Bavarian building regulation

The Kreuzpflicht (lit. 'cross obligation') is a requirement for a cross to be mounted at the entrance of public buildings in the German federated state of Bavaria. The regulation was enacted by the state government of Bavaria in 2018. Colleges, museums and theaters are exempt from the rule, but the state government still recommends that they should display crosses.

== Reaction ==
Although opinion polls show opposition to the policy at a national level, one poll has shown 56% of voters in Bavaria as supporting the policy.

The regulation has been criticized by many different civil society organizations, with opponents including Christian organizations and leaders including Cardinal Reinhard Marx. the chairman of the German Bishops' Conference, and by Thomas Sternberg of the Central Committee of German Catholics, who described the crucifix as "not suitable for election purposes".

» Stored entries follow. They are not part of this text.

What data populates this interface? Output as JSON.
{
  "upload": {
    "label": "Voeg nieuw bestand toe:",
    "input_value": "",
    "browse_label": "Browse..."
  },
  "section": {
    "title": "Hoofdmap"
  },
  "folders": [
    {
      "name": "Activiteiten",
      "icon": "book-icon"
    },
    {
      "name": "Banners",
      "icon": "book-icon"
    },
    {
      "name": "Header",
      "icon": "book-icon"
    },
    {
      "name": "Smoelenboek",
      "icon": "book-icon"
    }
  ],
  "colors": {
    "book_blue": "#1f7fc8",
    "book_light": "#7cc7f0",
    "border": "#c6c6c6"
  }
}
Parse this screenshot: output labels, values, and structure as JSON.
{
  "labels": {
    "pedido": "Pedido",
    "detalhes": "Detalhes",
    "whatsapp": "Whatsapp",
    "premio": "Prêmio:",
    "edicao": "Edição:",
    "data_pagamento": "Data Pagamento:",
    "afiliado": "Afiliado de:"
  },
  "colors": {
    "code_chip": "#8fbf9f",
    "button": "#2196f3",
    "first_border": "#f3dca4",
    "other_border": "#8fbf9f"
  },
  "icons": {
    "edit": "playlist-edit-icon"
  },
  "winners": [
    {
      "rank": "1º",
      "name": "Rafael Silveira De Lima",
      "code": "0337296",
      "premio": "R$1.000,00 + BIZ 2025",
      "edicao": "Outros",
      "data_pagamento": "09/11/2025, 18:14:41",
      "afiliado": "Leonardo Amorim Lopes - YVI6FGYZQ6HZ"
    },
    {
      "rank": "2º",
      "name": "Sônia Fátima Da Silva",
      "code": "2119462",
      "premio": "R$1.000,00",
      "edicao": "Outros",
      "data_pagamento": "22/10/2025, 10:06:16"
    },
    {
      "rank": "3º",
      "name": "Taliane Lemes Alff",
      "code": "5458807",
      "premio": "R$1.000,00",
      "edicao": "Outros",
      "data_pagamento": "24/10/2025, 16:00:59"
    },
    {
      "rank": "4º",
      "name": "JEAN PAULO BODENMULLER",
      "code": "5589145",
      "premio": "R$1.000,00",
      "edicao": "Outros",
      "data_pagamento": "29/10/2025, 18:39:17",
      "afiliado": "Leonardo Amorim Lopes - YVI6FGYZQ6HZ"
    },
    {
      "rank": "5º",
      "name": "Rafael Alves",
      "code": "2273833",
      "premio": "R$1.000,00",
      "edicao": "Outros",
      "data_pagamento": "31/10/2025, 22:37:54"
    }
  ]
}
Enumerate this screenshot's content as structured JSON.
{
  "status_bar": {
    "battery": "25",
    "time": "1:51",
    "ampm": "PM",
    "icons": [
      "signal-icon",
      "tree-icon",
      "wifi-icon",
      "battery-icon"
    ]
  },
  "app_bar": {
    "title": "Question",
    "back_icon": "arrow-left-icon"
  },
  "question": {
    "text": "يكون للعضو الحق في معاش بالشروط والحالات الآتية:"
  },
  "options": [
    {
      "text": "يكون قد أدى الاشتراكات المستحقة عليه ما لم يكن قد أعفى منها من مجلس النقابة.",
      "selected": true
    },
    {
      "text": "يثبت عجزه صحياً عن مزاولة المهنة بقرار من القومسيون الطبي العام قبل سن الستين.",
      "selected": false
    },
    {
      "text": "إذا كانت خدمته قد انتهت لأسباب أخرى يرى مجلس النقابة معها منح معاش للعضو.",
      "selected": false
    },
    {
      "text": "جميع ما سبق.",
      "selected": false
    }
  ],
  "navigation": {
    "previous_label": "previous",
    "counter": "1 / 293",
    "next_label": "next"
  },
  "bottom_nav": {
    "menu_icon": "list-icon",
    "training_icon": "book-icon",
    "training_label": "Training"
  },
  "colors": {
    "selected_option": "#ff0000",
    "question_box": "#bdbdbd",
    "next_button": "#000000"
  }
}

Some observers have stated that the regulation may be prohibited by Article 4 of the Basic Law for the Federal Republic of Germany that guarantees freedom of faith and conscience. The Bavarian Prime Minister Markus Söder has stated that the crosses are not intended to be a Christian symbol, but a symbol of Bavarian cultural identity.

Some observers have described the Kreuzpflicht as a measure to appeal to voters deserting the Christian-democratic conservative CSU for the right-wing nationalist AfD party. The AfD has criticized the Kreuzpflicht as "gesture politics".

Some German artists, scientists and students protested the regulation.

British-Irish artist Darren Cullen sent out dozens of crucifixes to Bavarian state buildings, having altered each cross that the hanging hook was on the bottom edge, forcing the crucifix to be hung upside down. The packages contained instructions and a letter designed to look like official Bavarian state communications. This was funded and assisted by the non-theistic Satanic Temple U.K., now Global Order of Satan. These actions were criticised as inflammatory and offensive.